Very small roll. The low student numbers can be a strength for personalised support, but it also means a narrower peer group and fewer friendship options at any one time.
Referral and suitability model. Admission is not a standard annual intake; it is based on referral, documentation, and a fit assessment, which can take time to coordinate with local authority processes.
Curriculum still being refined in places. The most recent routine inspection notes that in a small number of subjects, curriculum sequencing was still being improved, which could affect consistency across all areas.
Cost and commissioning reality. The published annual fee figure is high, and most placements appear to be linked to EHCP commissioning; parents should clarify funding routes early.
Penarth Group School suits families seeking a specialist, small-scale secondary placement for a young person with an EHCP who needs re-engagement, structured wellbeing support, and a carefully adapted curriculum. The latest routine inspection outcomes, Good overall with Outstanding personal development, support the case for a school that takes student development seriously.

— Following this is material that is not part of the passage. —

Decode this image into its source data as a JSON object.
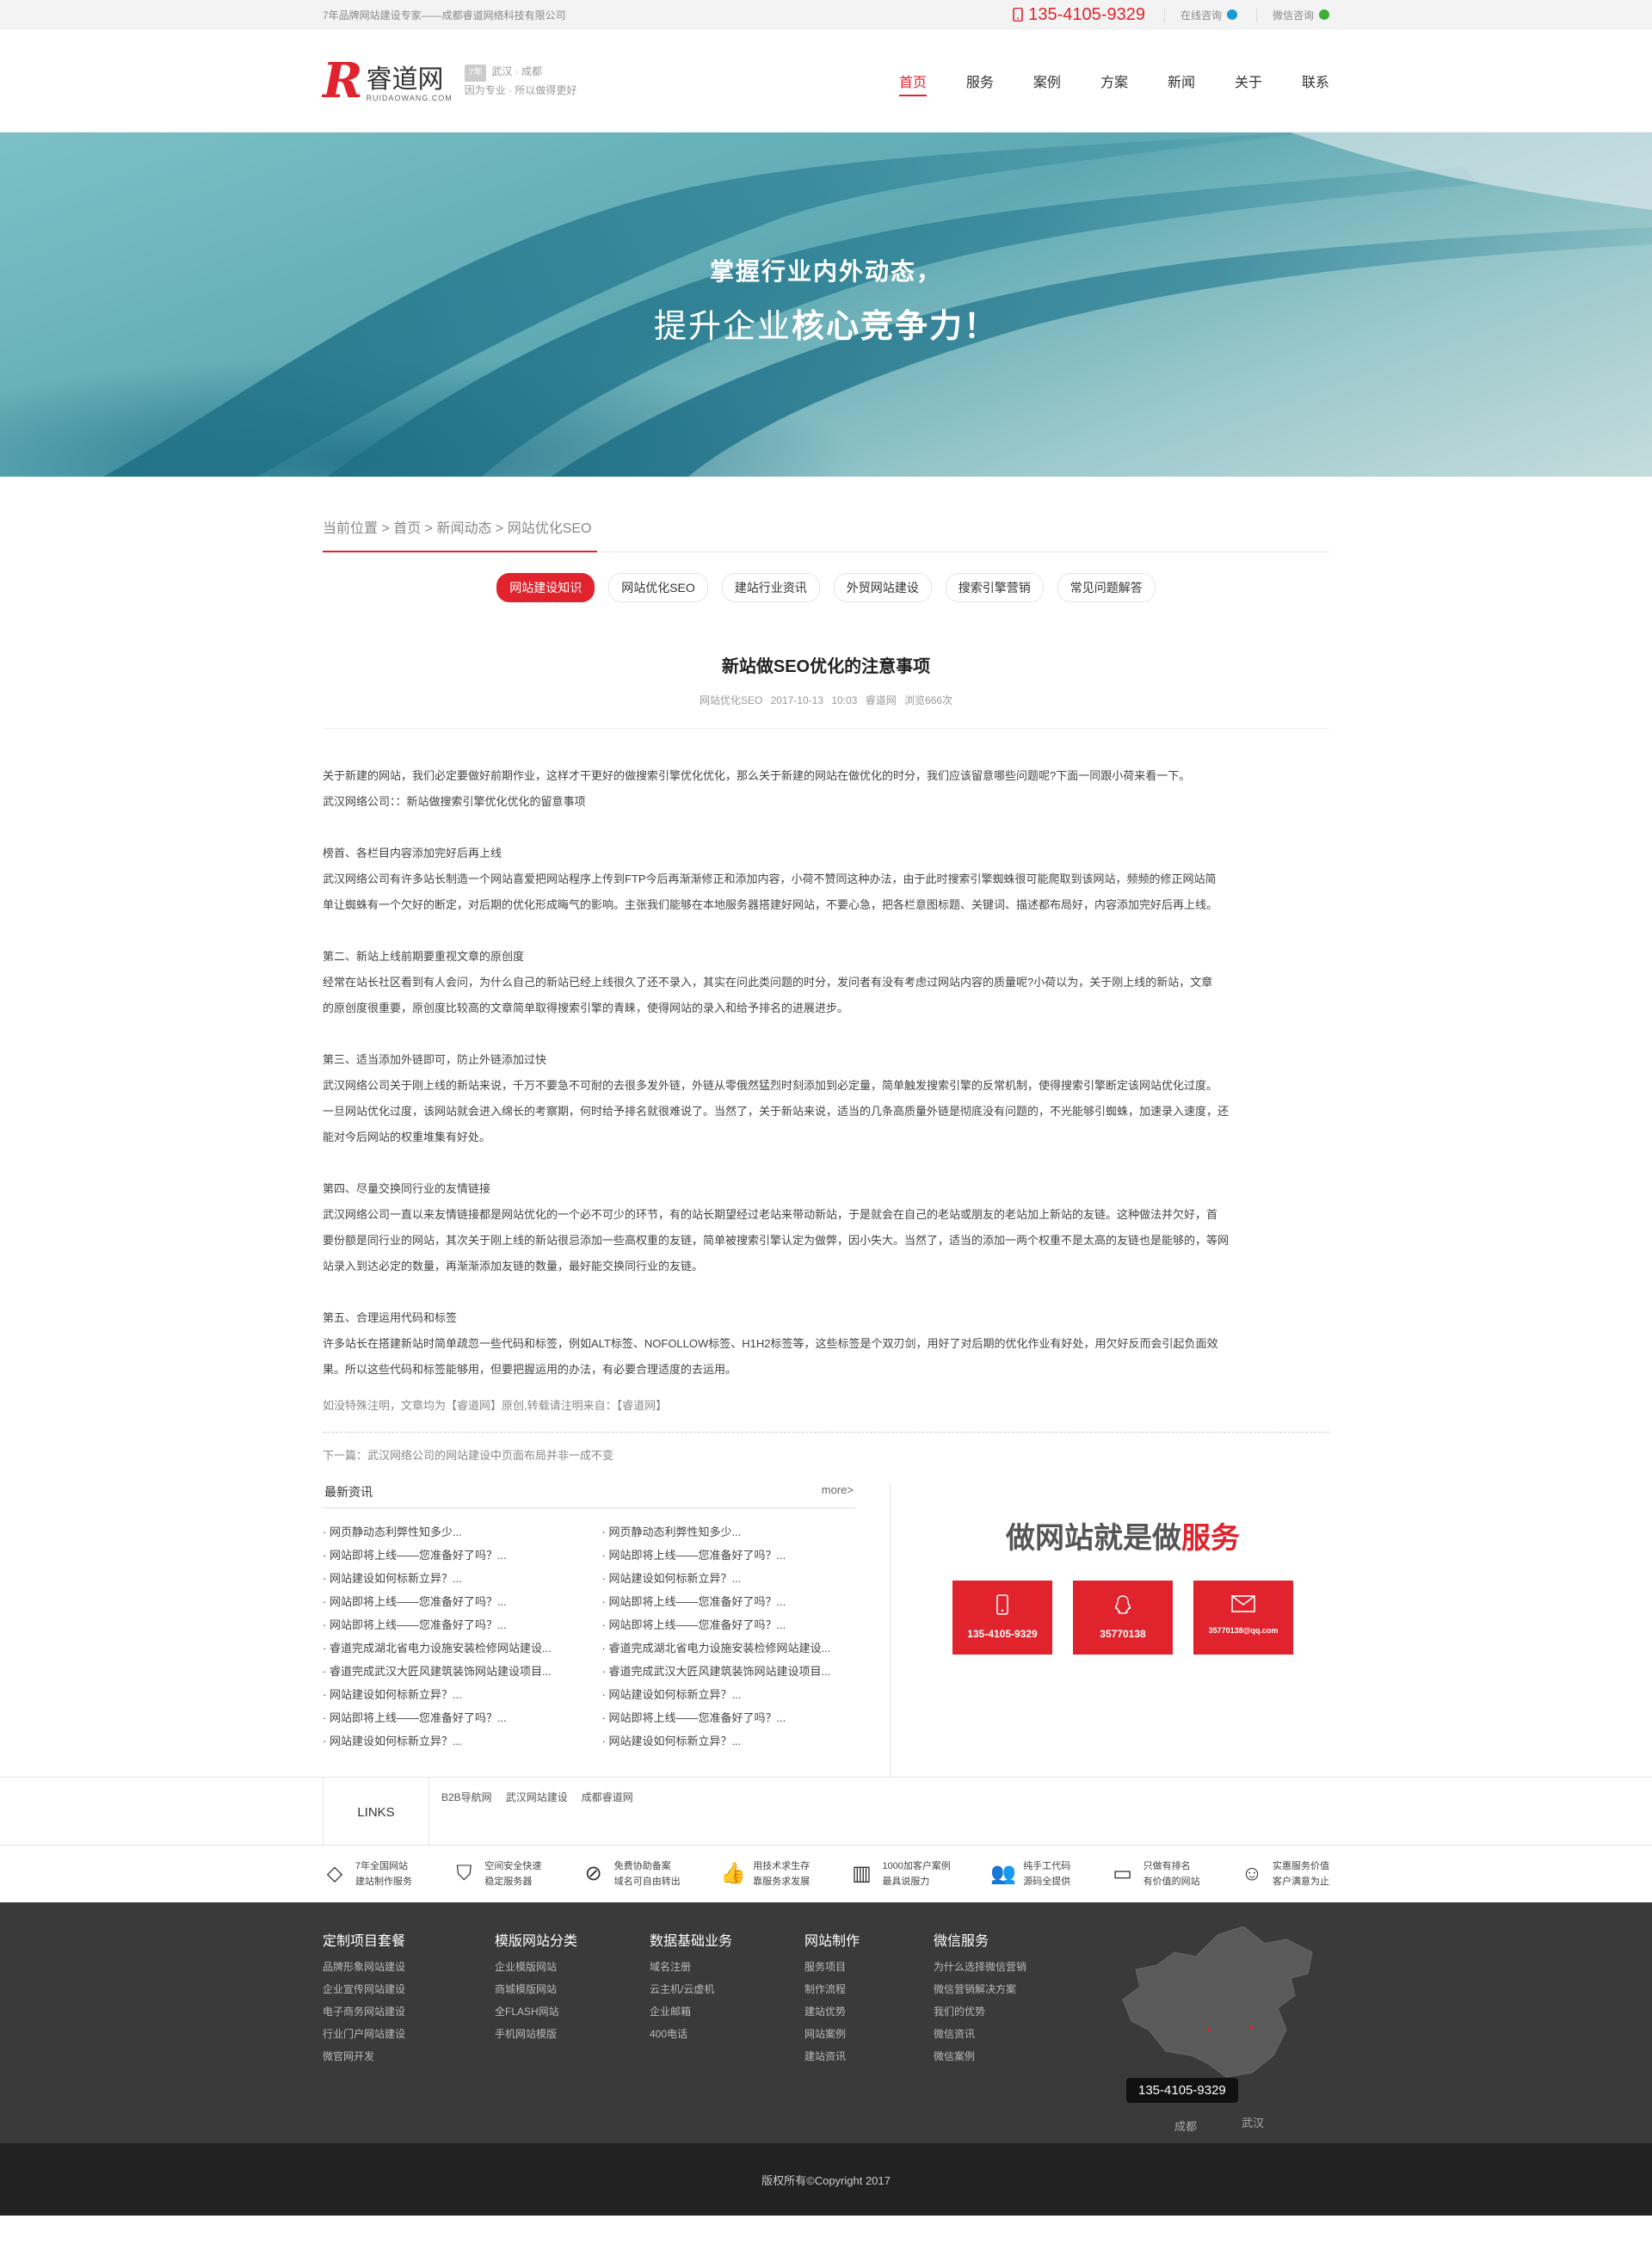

Who it suits: students who benefit from a small, predictable setting with clear expectations and strong adult support, especially after difficult experiences in mainstream.
The latest routine inspection judged the school Good overall, with Personal Development graded Outstanding. The report also confirms effective safeguarding at the time of inspection.
The most recent Ofsted material change inspection (September 2025) lists annual fees for day pupils as £61,200. Many placements are funded through local authority commissioning linked to an EHCP, so families should confirm funding routes during the referral process.
Admissions are referral-led rather than a single deadline. Referrals can come from local authorities, schools, or parents, followed by suitability discussions, a visit, document review, and a meeting with the family and student before any offer.
The school describes provision for students with Social, Emotional and Mental Health needs, communication difficulties, and mild learning difficulties, and states that all students have an EHCP.
Published clubs for the 2025 to 2026 year include Boxing Club, Multi-Sports Club, Coding Club, Photography Club, and academic boosters such as Maths Booster and Literacy Booster. The routine inspection also references enrichment including hairdressing club, book club, and wellness club.